Sometimes you can't complete the task right now. If you need to talk to a teacher during lunch tomorrow, you want to remember that tomorrow right before lunch, not now. Surest way to deal with this is to process the information so that it comes back to you when you need it. Here are some ways you can do that

-create a reminder on your phone to go off right when you need the information. In this case, right when lunch starts.

-if you write out your scheduled every day (you should! I write mine in my memo pad!) add it to your schedule (so long as you refer to it frequently).

-put a sticky note somewhere you are sure to see it at the start of lunch (your wallet? Your locker? Your planner?)

Get creative. If your mind believes that you will be reminded of what you need to remember, it will feel safe to let go of the information.

Plan the process and schedule each step

For bigger open loops that represent projects, part of what makes them stressful is the unknown. You have project for your history class, so your mind keeps reminding you, “You need get started on this vague, undefined thing!”

The key for getting a bigger project out of your mind is to schedule time to plan the project out. That way, even the undefined nature of the project isn’t stressful. You are telling your mind “Hey, don’t worry about it. Tomorrow, right when I get home from school, I’m going to plan the whole thing out.”

Once tomorrow right when you get home from school arrives, plan out and schedule each step of the process. Scheduling is important. Even if you have a defined process and first step, if you don’t know WHEN you are going to take the first step, your brain is going to keep bringing it back to you.

Make that first step VERY SIMPLE and clear. You need to know EXACTLY what you are going to do when you sit down to do it. That will allow your mind to let go.

Write it down

Some open loops are just repetitive thoughts or distractions. Perhaps you don’t need to act on them at all, and certainly not right now. Imagine you are working on an essay for your English class and the following thoughts occur to you.

  1. I wonder what college major earns the most money?
  2. I wonder if the song I’m listening to is a cover?
  3. Oh I should probably go dump the trash!
  4. I wonder if anyone liked my picture on Insta?
  5. What should I get mom for her birthday?
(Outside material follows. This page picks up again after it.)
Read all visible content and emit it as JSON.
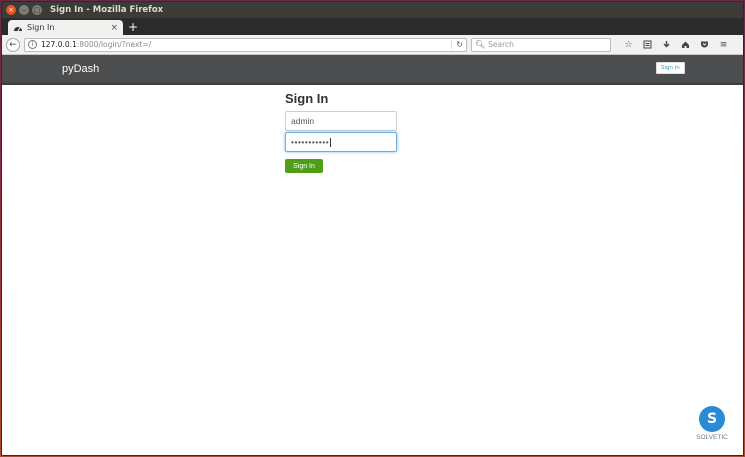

I hope that you immediately realize that the purpose of these distracting thoughts is to take your attention away from what you are trying to focus on. You mind is going to keep trying to take you off task, and it’s going to try HARD. Looking at these items above, some of them ARE important, while other are really just transparent attempts by your mind to distract you. But the point is this: none of them are important enough to take you away from what you want to focus on NOW. And if you let any of them take you off task, I guarantee that your mind will find more distracting ideas just like them ::walking back from dumping the trash:: “Oh, I should probably take Jojo for a walk now!”

The way to deal with these open loops is to compromise with your brain by writing them down (do you keep a memo pad handy?) In the most patronizing tone possible, say, “OK brain, yes, we DO absolutely need to check Instagram. And as soon as we’re done with this paper that’s the very first thing we’ll do!” Write it down, give your brain a knowing look (“See? I listened to you and valued your VERY important idea!”) and then get back to work. Then, when what you want to focus on is complete, all those important ideas will be there ready for you.

In summary

Information that is bouncing around in your mind needs to be processed in some way. If you process the information in a way that your mind trusts, your mind will feel comfortable letting go of it, freeing up your mental energy to focus on what you want to focus it on.